Precious metals are getting walloped again today, continuing a vicious downtrend that has been in place since July. That also happens to be when the U.S. dollar started on its very strong run, which has resumed after the Fed’s removal of QE yesterday.
Silver and precious metals miners are making new multi-year lows, while gold is very close to trading at its lowest level since early 2010. I became bearish on the precious metals ever since silver broke down to a new low in September:
Since the break of that longer-term support, SLV has meandered in a tight range before breaking to a new low once again today. Silver’s continued under-performance is a continuing negative sign for the sector as whole.
On top of silver’s weakness relative to gold, the gold and silver miners have also hit new multi-year lows this week.
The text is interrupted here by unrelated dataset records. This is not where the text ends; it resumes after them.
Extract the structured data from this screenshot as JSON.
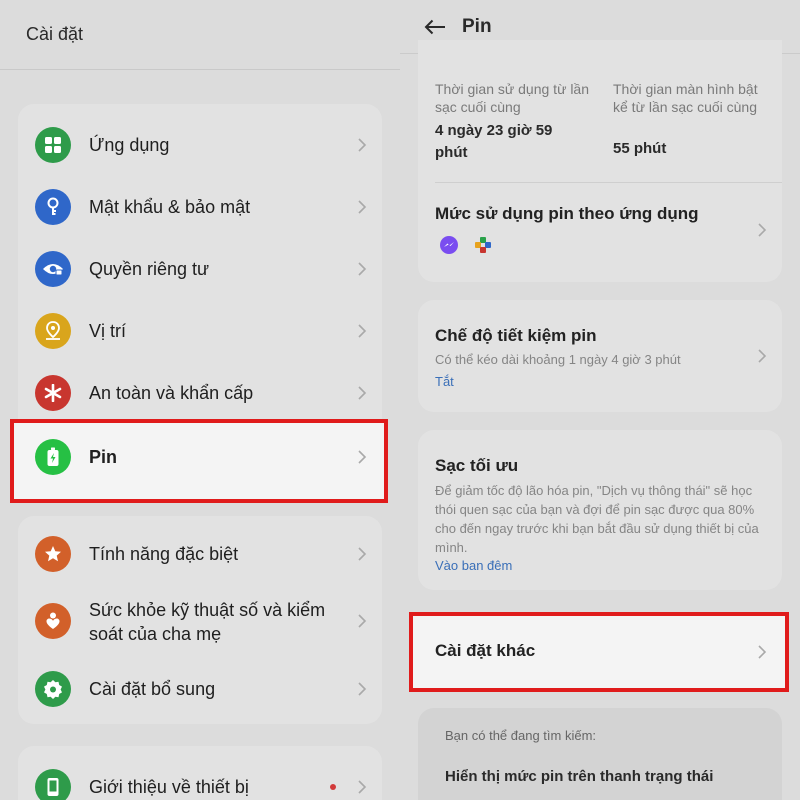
{
  "left": {
    "header_title": "Cài đặt",
    "group1": [
      {
        "label": "Ứng dụng",
        "icon": "apps-grid-icon",
        "color": "#2e9b4a"
      },
      {
        "label": "Mật khẩu & bảo mật",
        "icon": "key-icon",
        "color": "#2f67c9"
      },
      {
        "label": "Quyền riêng tư",
        "icon": "privacy-eye-icon",
        "color": "#2f67c9"
      },
      {
        "label": "Vị trí",
        "icon": "location-pin-icon",
        "color": "#d9a51c"
      },
      {
        "label": "An toàn và khẩn cấp",
        "icon": "asterisk-icon",
        "color": "#c8362f"
      },
      {
        "label": "Pin",
        "icon": "battery-icon",
        "color": "#26c044"
      }
    ],
    "group2": [
      {
        "label": "Tính năng đặc biệt",
        "icon": "star-icon",
        "color": "#d2602a"
      },
      {
        "label": "Sức khỏe kỹ thuật số và kiểm soát của cha mẹ",
        "icon": "heart-person-icon",
        "color": "#d2602a"
      },
      {
        "label": "Cài đặt bổ sung",
        "icon": "gear-icon",
        "color": "#2e9b4a"
      }
    ],
    "group3": [
      {
        "label": "Giới thiệu về thiết bị",
        "icon": "phone-icon",
        "color": "#2e9b4a"
      }
    ]
  },
  "right": {
    "header_title": "Pin",
    "usage": {
      "since_charge_label": "Thời gian sử dụng từ lần sạc cuối cùng",
      "since_charge_value": "4 ngày 23 giờ 59 phút",
      "screen_label": "Thời gian màn hình bật kể từ lần sạc cuối cùng",
      "screen_value": "55 phút"
    },
    "app_usage_title": "Mức sử dụng pin theo ứng dụng",
    "saver": {
      "title": "Chế độ tiết kiệm pin",
      "desc": "Có thể kéo dài khoảng 1 ngày 4 giờ 3 phút",
      "status": "Tắt"
    },
    "optimized": {
      "title": "Sạc tối ưu",
      "desc": "Để giảm tốc độ lão hóa pin, \"Dịch vụ thông thái\" sẽ học thói quen sạc của bạn và đợi để pin sạc được qua 80% cho đến ngay trước khi bạn bắt đầu sử dụng thiết bị của mình.",
      "status": "Vào ban đêm"
    },
    "other_settings": "Cài đặt khác",
    "suggest": {
      "heading": "Bạn có thể đang tìm kiếm:",
      "item": "Hiển thị mức pin trên thanh trạng thái"
    }
  },
  "colors": {
    "highlight": "#e01b1b",
    "link": "#3a6fb8"
  }
}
The miners have generally been a good tell for the entire sector, as investor interest in the stocks has generally led broader investor interest in precious metals as a whole over the past decade. The breakdown in GDX the past 2 days has sent it nearly 10% below the prior support level:
That’s a very convincing breakdown in the miners, leaving oodles of overhead supply that is going to make it difficult for the sector to rally in the near-term.
Which brings me to gold…I am expecting gold to finally break down to a new multi-year low given the weakness we’ve seen in silver and the miners this week. GLD is within 1% of its early October low:
This is also the fourth test of support, which is getting weaker with each test.
Finally, the continued strength in the U.S. dollar is a major headwind for commodities in general, and precious metals in particular. Given the Fed’s relatively hawkish stance compared to other central banks around the world (in particular the ECB), I would expect the dollar to remain strong and precious metals to remain weak in the coming months.